流石に無視はしないようで、彼は不機嫌な顔のままこちらを見下ろす。
「何?」
「あのね、思ったんだけど。一緒に御節料理を食べることがあったら、私の分も伊達巻食べてよ。これから、お弁当の甘い卵焼きは私が引き受けるから。」
名案でしょ?そう言って響子は窓の外に視線を移す。
一緒にお弁当を食べることも、一緒に御節料理を食べることも、きっとない。それでも、それは互いに気分良く過ごす為には良い案ではないかと思う。
そんなことで大河の機嫌が直るとも思えないけど。
「うん……。」
窓の外を見る響子の後頭部に、大河の声が落ちる。
「そっか。得意な方をなんとかすればいいんだ。」
呟くように。こぼしたその言葉は酷く寂しそうだった。
相手の苦手にばかり目が行って、自分の思い通りにしようなんて、そんなの無理な話だ。一人で克服出来ない苦手は、誰かに助けてもらえばいい。相手の為に自分が出来ることだって、きっとたくさんある。

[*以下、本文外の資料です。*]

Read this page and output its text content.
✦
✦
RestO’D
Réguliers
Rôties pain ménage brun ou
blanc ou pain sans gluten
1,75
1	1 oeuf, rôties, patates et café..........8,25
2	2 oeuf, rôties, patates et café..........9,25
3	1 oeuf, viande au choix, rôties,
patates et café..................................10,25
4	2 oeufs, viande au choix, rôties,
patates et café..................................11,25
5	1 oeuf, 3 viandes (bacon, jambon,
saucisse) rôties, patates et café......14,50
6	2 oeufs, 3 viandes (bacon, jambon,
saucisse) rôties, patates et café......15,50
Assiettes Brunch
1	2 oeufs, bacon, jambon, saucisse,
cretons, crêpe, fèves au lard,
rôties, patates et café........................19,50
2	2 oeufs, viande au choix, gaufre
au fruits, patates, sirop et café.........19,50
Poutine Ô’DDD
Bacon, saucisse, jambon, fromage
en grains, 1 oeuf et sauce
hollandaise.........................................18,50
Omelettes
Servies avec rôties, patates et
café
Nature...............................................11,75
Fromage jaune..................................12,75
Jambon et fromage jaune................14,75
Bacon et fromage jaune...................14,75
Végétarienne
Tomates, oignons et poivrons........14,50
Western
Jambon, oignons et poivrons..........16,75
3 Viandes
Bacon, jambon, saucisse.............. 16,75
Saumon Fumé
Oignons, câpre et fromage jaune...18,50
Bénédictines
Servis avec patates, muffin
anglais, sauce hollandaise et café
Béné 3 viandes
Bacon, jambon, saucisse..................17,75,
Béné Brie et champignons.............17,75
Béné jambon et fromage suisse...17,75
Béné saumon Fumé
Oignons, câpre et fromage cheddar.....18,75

「そうだよ。お互いに得意なことをして、苦手はカバーし合えばいいんだよ。人それぞれなんだから。食文化も。色々だよ。」
「うん。」
「ごめんね。大河くんの好きなもの、私が苦手で。」
「いいよ。響子さんが嫌いなものは、俺が二人分食べるから。」
響子は振り返らずに窓に映る大河の顔をそっと見る。
大河はもう、不機嫌な顔をしていなかった。少し微笑んだ横顔。
響子は、その視線の先に映るのが自分だと気付くこともなく、ただ窓に映る横顔を駅に着くまで眺めていた。